Now, with a showdown over a street artist, one of the V-4’s wayward flock may be headed back West.
Until 2013, the Czech Republic was openly pro-Western. It supported Ukraine’s efforts to forge closer integration with the European Union, and helped Kiev in its recent energy disputes with Russia. But that year, Milos Zeman was elected president. And that’s when things took something of a turn and revealed a foreign-policy schism in Prague.
Czech Prime Minister Bohuslav Sobotka has been supportive of putting pressure on Russia, including Western sanctions imposed after the invasion of Ukraine. But the president has not. In 2015, Zeman spoke out against sanctions. He also ditched a meeting in which Germany’s Angela Merkel and France’s François Hollande were pleading with Vladimir Putin to stop the fighting in Ukraine; Zeman preferred to smoke cigars with Russian Foreign Minister Sergei Lavrov.
Zeman repeated his desire to see sanctions lifted as recently as August. One European publication called him to the Kremlin’s Trojan Horse; another suggested that he is being used in Russia’s disinformation (read “propaganda”) campaign.
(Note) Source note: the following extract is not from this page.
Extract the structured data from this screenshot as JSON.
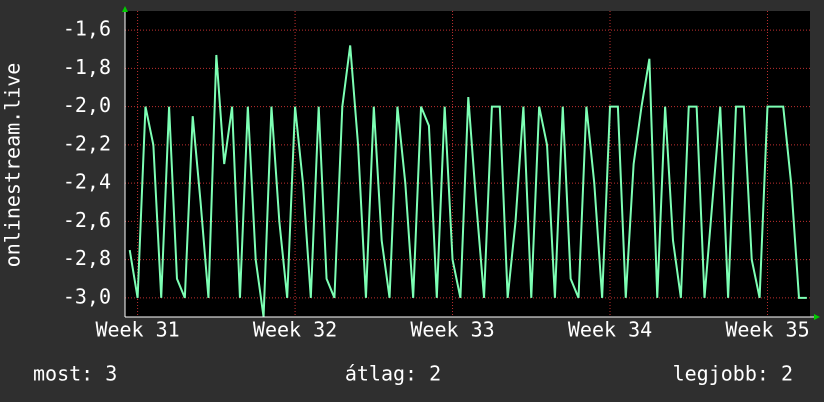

Czech ministers began pushing back. In September, Czech counter-intelligence officials said Russia had put in place agents to spread disinformation. And last month, Czech Interior Minister Milan Chovanec announced the government would try to counter what the government viewed as Russian disinformation. “We want to get into every smartphone” to counter propaganda, Chovanec said.
Also late last month, thousands of ordinary Czechs took to the streets of Prague to protest Zeman after accusations that he refused to grant an award to Jiri Brady, a Holocaust survivor, because his nephew, Czech Culture Minister Daniel Herman, met with the Dalai Lama. (Zeman has landed like a cannonball in Czech politics: in addition to being pro-Russia, he is also pro-China.)
Zeman will stay in office until the next presidential election in 2018. Perhaps, though, in refusing to extradite Vorotnikov, the judiciary will join the government ministers and thousands of Czech citizens in pushing back against their president’s pro-Russian adventure.